In dieser Zeit war die depressive Stimme präsent. Nichtsdestotrotz gab es auch weiterhin andere Teile von mir. Und es war klar, dass ich nicht aufhören konnte zu atmen. Weil das wollte ich weder meinem Mann noch meinem Baby antun. Das war einerseits eine Erleichterung. Andererseits war damit ein möglicher Ausweg gesperrt, was den depressiven Teil auch verzweifeln ließ. In dieser Zeit war mein Mann immer an meiner Seite. Auch Familie und Freunde wussten um meinen inneren Kampf. Vielleicht nicht immer um das Ausmaß, das ich selbst schwer in Worte fassen konnte. Ich hatte das Glück schon vor der Geburt in therapeutischer Begleitung zu sein und konnte gleich anknüpfen. Zusammen ging es um das Ausloten, ob es eine Form des „Baby-Blues“ ist oder doch in eine postnatale Depression rutscht. Ich bin gerutscht und es hat ein paar Monate gedauert bis ich Anfang Februar 2023 zusammen mit meiner Schwester im Wartezimmer einer Psychiaterin saß. Mit dem Antidepressivum Sertralin konnte ich weiterstillen. Eine große Erleichterung für mich und zu meinem Glück vertrage ich es auch gut. 

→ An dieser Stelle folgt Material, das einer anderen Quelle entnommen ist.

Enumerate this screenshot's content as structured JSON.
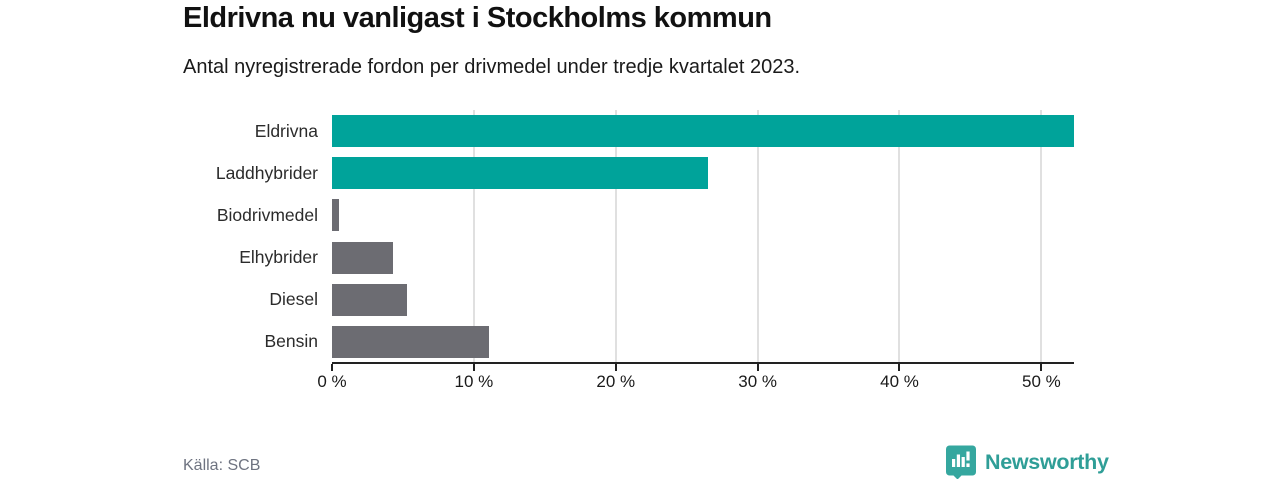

Ich habe einige Monate gebraucht, um in die Mutterrolle hineinzuwachsen. Mit dem Sertralin, Gesprächen, dem Frühling und mit der Zeit konnte ich mich und Jonas neu wahrnehmen. Als Jonas sechs Monate alt war, hatte ich viel Freude an ihm und mit acht Monaten war ich zu seiner Mama geworden. Dank Jonas bin ich gewachsen und durfte mutig sein. Die depressive Stimme klopft manchmal noch an und ich erkenne sie, als das, was sie ist: ein Teil von mir, aber nicht mein Leben. Natürlich ist es manchmal immer noch schwer und ich denke, ich schaffe es nicht. Besonders wenn ich nicht genug Schlaf bekomme, darf ich noch behutsamer mit mir umgehen. Ich habe mir von vielen anderen Müttern sagen lassen: Es ist völlig normal, dass man wütend, genervt, erschöpft, überschwänglich, freudig und in Sorge ist. Immer wieder. Und warum auch nicht? Das sind ja alles völlig menschliche Gefühle. Und unsere Kinder leben sie uns gegenüber auch aus. Manchmal intensiver als uns lieb ist… Und ja, man darf sein Kind auch auf den Mond wünschen und gleichzeitig von ganzen Herzen lieben. Oder sich zu wünschen, dass das Kind doch bitte heute früh schlafen geht und gleichzeitig deswegen ein schlechtes Gewissen zu haben. Oder sich an die Zeit „davor“ erinnern, an die Reisen und die freien Wochenenden und gleichzeitig wissen, dass das eigene Kind einem so viele neue Perspektiven auf das Leben gibt.

Ich möchte dir sagen: Du bist nicht alleine mit deinen Gefühlen; den angenehmen und beschwingenden sowie mit den kräftezehrenden und unangenehmen. Ich möchte dir sagen: Ich auch.